© Lander Loeckx

Visite du hameau Sint-Anna-Pede, qui a inspiré Bruegel pour l’un de ses tableaux

Pieter Bruegel l’Ancien n’hésitait pas à se travestir en paysan pour chercher l’inspiration dans le Pajottenland. Quatre cents ans plus tard, que reste-t-il des paysages et saynètes immortalisés par le peintre ?

C’est l’un des tableaux les plus célèbres de Pieter Bruegel. Une scène qui pue la misère, où les seuls personnages sont une colonne d’aveugles crasseux et en haillons. Leurs traits décharnés encadrent des orbites vides tandis qu’une catastrophe est en cours : les impotents chutent inexorablement, entraînés les uns après les autres dans un fossé boueux. Cette Parabole des aveugles a beau être inspirée d’un texte biblique, l’oeuvre picturale sonne étrangement vrai. Encore plus aujourd’hui : c’est que la petite église en arrière-plan du tableau se trouve juste devant nos yeux, bien reconnaissable, à quelques mètres à peine. Nous sommes à Sint-Anna-Pede, petit hameau du Brabant Flamand aux portes de la Région bruxelloise.

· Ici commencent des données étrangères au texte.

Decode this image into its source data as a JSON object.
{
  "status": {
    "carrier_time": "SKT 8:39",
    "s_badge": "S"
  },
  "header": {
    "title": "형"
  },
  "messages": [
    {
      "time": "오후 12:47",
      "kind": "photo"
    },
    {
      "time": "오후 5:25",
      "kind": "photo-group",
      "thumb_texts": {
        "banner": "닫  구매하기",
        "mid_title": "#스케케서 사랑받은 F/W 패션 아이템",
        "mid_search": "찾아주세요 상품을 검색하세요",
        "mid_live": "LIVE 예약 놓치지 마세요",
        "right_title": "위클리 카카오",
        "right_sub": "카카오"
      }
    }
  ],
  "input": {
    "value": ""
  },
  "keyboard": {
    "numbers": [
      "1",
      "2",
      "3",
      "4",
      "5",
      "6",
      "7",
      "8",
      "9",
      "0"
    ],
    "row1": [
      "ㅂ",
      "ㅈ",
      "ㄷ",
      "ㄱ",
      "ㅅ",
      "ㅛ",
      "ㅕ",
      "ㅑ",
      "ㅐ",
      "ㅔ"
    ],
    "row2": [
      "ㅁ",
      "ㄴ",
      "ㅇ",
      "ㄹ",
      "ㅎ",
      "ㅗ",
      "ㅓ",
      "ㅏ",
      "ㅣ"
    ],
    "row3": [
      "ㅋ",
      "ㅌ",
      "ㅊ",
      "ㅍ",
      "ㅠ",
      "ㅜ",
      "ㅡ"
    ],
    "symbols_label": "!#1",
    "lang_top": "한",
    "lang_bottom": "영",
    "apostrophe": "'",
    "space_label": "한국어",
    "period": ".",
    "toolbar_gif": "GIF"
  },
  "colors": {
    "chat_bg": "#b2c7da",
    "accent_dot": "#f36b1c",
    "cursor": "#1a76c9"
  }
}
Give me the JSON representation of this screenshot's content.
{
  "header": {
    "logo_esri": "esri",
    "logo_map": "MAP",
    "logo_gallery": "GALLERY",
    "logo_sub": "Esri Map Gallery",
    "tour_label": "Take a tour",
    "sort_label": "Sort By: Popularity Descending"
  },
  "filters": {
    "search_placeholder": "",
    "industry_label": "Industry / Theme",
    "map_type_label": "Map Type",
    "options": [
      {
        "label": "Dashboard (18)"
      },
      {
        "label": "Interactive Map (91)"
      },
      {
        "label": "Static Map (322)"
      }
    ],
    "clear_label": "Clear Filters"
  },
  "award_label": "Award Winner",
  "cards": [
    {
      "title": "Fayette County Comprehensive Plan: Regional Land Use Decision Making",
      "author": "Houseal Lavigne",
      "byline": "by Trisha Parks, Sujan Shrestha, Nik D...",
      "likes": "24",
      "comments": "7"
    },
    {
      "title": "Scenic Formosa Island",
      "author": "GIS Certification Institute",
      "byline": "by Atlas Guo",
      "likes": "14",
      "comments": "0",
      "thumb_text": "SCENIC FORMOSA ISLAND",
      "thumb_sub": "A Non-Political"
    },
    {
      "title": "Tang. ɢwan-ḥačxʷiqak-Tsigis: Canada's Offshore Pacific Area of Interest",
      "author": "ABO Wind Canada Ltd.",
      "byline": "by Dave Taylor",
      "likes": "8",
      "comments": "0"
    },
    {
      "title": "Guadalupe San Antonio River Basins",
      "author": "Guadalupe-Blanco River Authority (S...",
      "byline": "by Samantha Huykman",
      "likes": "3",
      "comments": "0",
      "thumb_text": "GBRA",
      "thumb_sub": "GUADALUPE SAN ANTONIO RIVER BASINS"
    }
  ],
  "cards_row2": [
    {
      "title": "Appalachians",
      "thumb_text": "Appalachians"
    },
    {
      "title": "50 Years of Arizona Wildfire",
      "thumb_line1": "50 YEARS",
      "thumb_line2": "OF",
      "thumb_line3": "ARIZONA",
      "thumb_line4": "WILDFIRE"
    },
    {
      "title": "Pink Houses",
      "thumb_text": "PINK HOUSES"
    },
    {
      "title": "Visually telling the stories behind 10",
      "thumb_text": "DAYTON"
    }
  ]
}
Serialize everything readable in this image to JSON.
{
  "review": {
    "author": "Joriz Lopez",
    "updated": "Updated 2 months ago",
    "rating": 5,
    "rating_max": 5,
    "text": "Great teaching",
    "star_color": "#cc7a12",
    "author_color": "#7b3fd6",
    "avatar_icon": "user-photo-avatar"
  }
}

S’il est souvent rattaché à Anvers, Bruegel (1529-1569) a en effet passé les huit dernières années de sa vie à Bruxelles. A l’époque, le peintre se plaît à arpenter la campagne toute proche afin de chercher l’inspiration pour ses peintures.

C’est à cette période que sont créées ses plus célèbres fresques de la vie paysanne, mettant en scène des fêtes villageoises, les cycles de saisons... Autant de tableaux démontrant un grand sens de l’observation (voir encadré).  » Dans le cas du tableau la Parabole des aveugles, par exemple, un célèbre oculiste français a analysé les personnages : tous souffrent de maladies des yeux bien identifiables, explique le guide Luc De Meulemeester. Or, tout près de l’église de Sint-Anna-Pede se trouvait la dépendance d’un hôpital des Marolles, où étaient envoyés les cas incurables, potentiellement des aveugles. «  Bruegel s’est-il installé ici, à l’ombre d’un arbre, pour réaliser des croquis d’après nature ? Impossible de le prouver pour les non-voyants, mais on peut sérieusement le penser ! Sint-Anna-Pede et son église constituent dès lors un excellent point de départ pour une  » promenade Bruegel « , soit un parcours de sept kilomètres à pied (ou 20 à vélo) lancé à travers le Pajottenland, émaillé de reproductions grand formats de célèbres oeuvres du peintre flamand.

Des montagnes dans le Brabant ?

N’espérez pas pour autant redécouvrir des panoramas tels que reproduits dans les tableaux : Bruegel ne cherchait pas à tout prix à présenter la réalité des extérieurs.  » Il s’agit de peintures de composition, détaille le guide, Bruegel est l’un des premiers à donner une réelle importance au paysage et mêle des éléments locaux à d’autres, imaginaires ou inspirés par ce qu’il a vu lors de son voyage en Italie. On retrouve le plus souvent de l’eau et des montagnes en plus de la terre du Brabant...  » Et de fait, il est difficile de retrouver un équivalent brabançon aux falaises escarpées ou aux rivages marins représentés sur les toiles ! L’apport du Pajottenland est plus à rechercher aux avant-plans, dans les masures, églises et moulins, les saynètes, les personnages, la végétation...

Tailler les arbres en têtard permettait d'obtenir facilement du bois de chauffage.
Tailler les arbres en têtard permettait d’obtenir facilement du bois de chauffage.© VISIT FLANDERS-LUC BOHEZ

Il en reste quelques petites traces, plutôt des évocations, même si la campagne est ici grignotée par l’urbanisation bruxelloise : les fermes sont pour la plupart devenues des résidences de périphérie, bien (trop ?) propres sur elles, et lorsque l’itinéraire aborde la commune d’Anderlecht, l’horizon se couvre carrément de vilaines barres d’immeubles.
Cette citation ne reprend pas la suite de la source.